Hyundai has production facilities in Turkey and Czech Republic that both offer lower wage costs than Korea and are inside the European Union.
The proximity for both plants lowers costs for European volume sellers such as the i20 N and short wheelbase Tucson, though shipping to Australia costs more time and money than the wage price offsets and there is no free-trade agreement between Australia and the EU.
There is a free-trade agreement in place between Australia and Indonesia, though it is not as far-reaching as South Korea’s.
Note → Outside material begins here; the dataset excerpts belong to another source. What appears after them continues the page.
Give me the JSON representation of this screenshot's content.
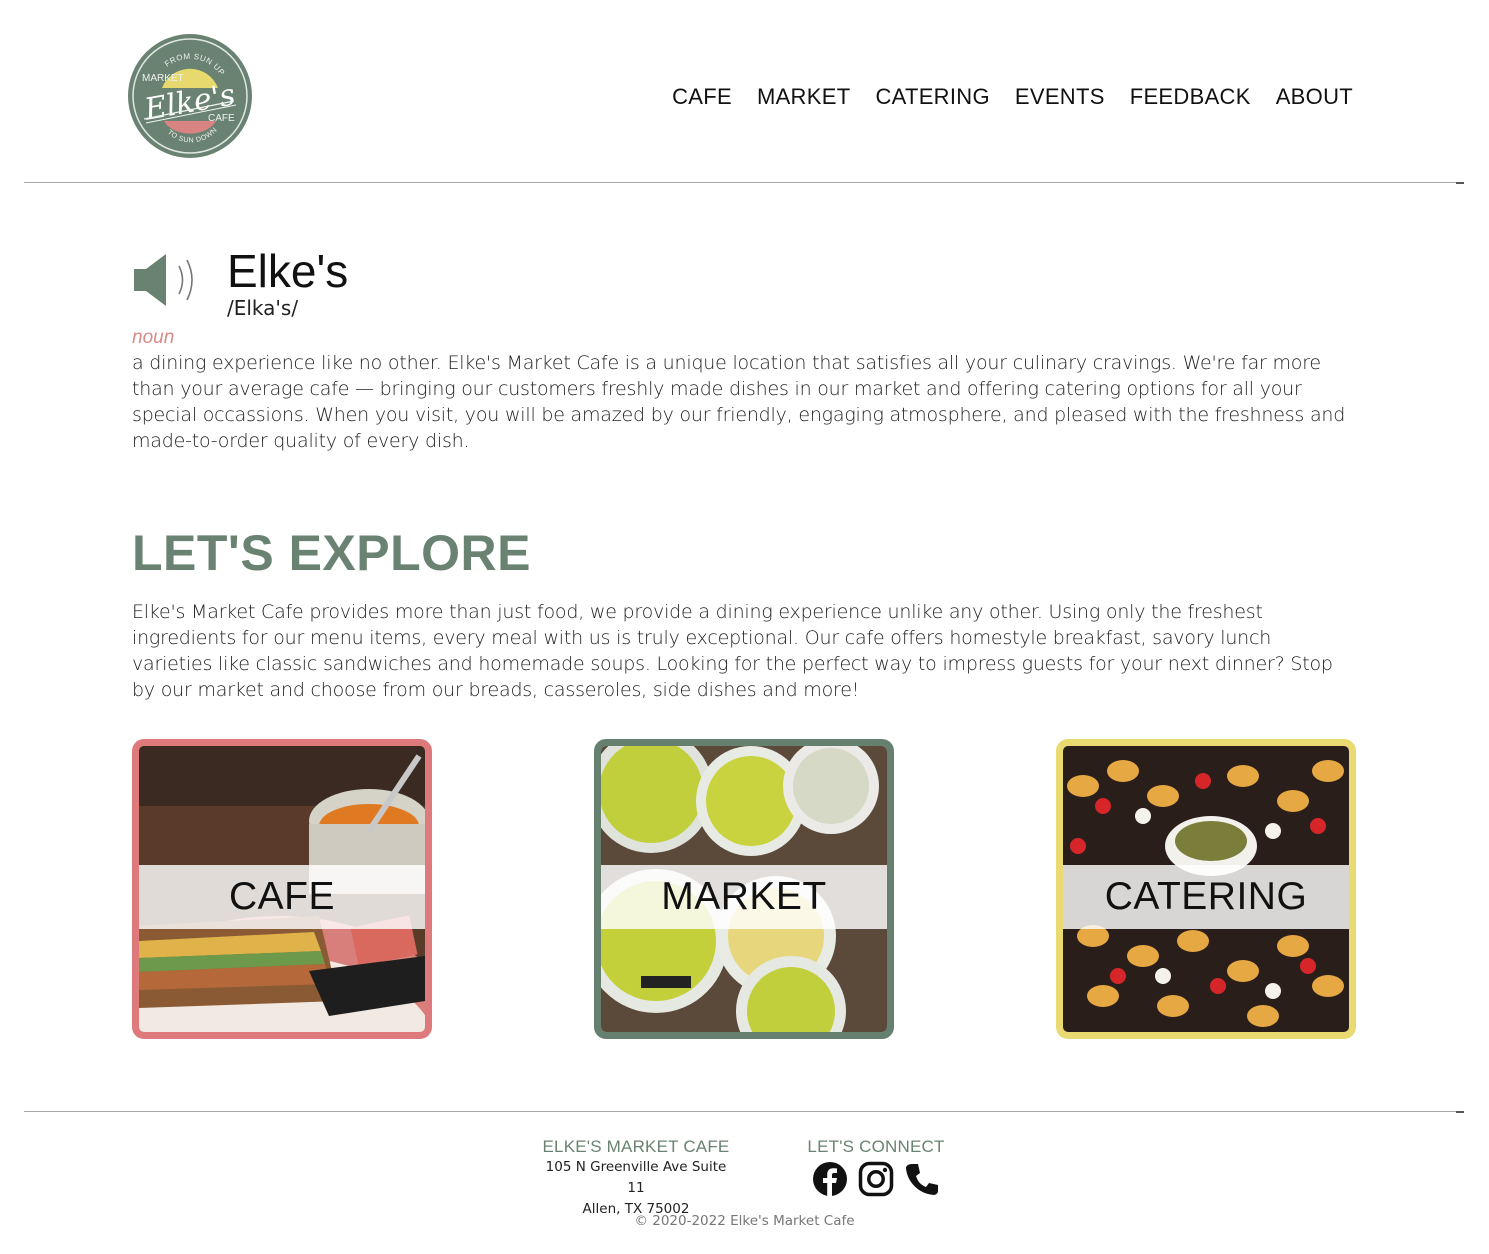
{
  "brand": {
    "logo_text": "Elke's",
    "logo_top": "FROM SUN UP",
    "logo_bottom": "TO SUN DOWN",
    "logo_left": "MARKET",
    "logo_right": "CAFE"
  },
  "nav": {
    "items": [
      "CAFE",
      "MARKET",
      "CATERING",
      "EVENTS",
      "FEEDBACK",
      "ABOUT"
    ]
  },
  "definition": {
    "word": "Elke's",
    "phonetic": "/Elka's/",
    "part_of_speech": "noun",
    "text": "a dining experience like no other. Elke's Market Cafe is a unique location that satisfies all your culinary cravings. We're far more than your average cafe — bringing our customers freshly made dishes in our market and offering catering options for all your special occassions. When you visit, you will be amazed by our friendly, engaging atmosphere, and pleased with the freshness and made-to-order quality of every dish."
  },
  "explore": {
    "title": "LET'S EXPLORE",
    "text": "Elke's Market Cafe provides more than just food, we provide a dining experience unlike any other. Using only the freshest ingredients for our menu items, every meal with us is truly exceptional. Our cafe offers homestyle breakfast, savory lunch varieties like classic sandwiches and homemade soups. Looking for the perfect way to impress guests for your next dinner? Stop by our market and choose from our breads, casseroles, side dishes and more!"
  },
  "cards": [
    {
      "label": "CAFE",
      "border_color": "#de7a7b"
    },
    {
      "label": "MARKET",
      "border_color": "#66806f"
    },
    {
      "label": "CATERING",
      "border_color": "#e9da72"
    }
  ],
  "footer": {
    "name": "ELKE'S MARKET CAFE",
    "address_line1": "105 N Greenville Ave Suite 11",
    "address_line2": "Allen, TX 75002",
    "connect": "LET'S CONNECT",
    "icons": [
      "facebook-icon",
      "instagram-icon",
      "phone-icon"
    ],
    "copyright": "© 2020-2022 Elke's Market Cafe"
  },
  "colors": {
    "sage": "#6a8272",
    "rose": "#de7a7b",
    "yellow": "#e9da72",
    "noun": "#d98a88"
  }
}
Indonesia’s lower labour costs associated with producing cars in Southeast Asia and shorter shipping routes could make up the difference.
Business Korea reported that HMC has been struggling with increasing wage costs driving the overall spend on workers to 15 percent of the company’s total revenue, which is a key reason for diversifying manufacturing locations.
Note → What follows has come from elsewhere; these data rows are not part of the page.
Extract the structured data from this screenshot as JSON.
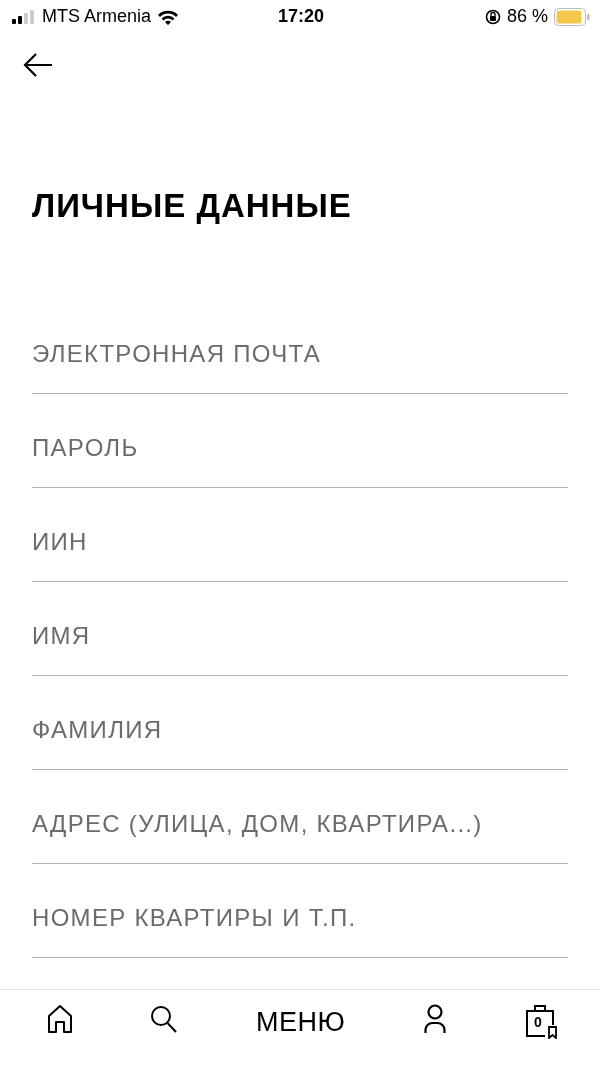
{
  "status_bar": {
    "carrier": "MTS Armenia",
    "time": "17:20",
    "battery": "86 %"
  },
  "title": "ЛИЧНЫЕ ДАННЫЕ",
  "fields": [
    {
      "placeholder": "ЭЛЕКТРОННАЯ ПОЧТА"
    },
    {
      "placeholder": "ПАРОЛЬ"
    },
    {
      "placeholder": "ИИН"
    },
    {
      "placeholder": "ИМЯ"
    },
    {
      "placeholder": "ФАМИЛИЯ"
    },
    {
      "placeholder": "АДРЕС (УЛИЦА, ДОМ, КВАРТИРА...)"
    },
    {
      "placeholder": "НОМЕР КВАРТИРЫ И Т.П."
    }
  ],
  "bottom_nav": {
    "menu": "МЕНЮ",
    "cart_count": "0"
  }
}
The average yearly wage of a HMC factory worker at the Namyang plant is 92 million Won, which is equivalent to around AU$100,000 at the current conversion rate.
HMC also offers many benefits to its employees subsiding additional accreditations and University degrees.
Despite high wages and benefits compared to factory workers in Southeast Asia – the average annual wage at Toyota’s Thailand plant that produces our Hilux and Fortuner is equivalent to around AU$32,000 – HMC’s Korean workers are also prone to striking, having done so 31 out of the 35 years since the Union’s creation in 1987.
HMC’s choice to open its new facility in Indonesia has been driven to increase profits in the region by offering more affordable pricing. That said, Hyundai is already popular in Indonesia with the Kona Electric and Ioniq 5 accounting for 87 percent of EV sales in Indonesia last year.
The Indonesian government has also pledged to utilise the electric vehicles built at the Jakarta plant to meet its target of replacing 130,000 existing government vehicles with EVs by 2030.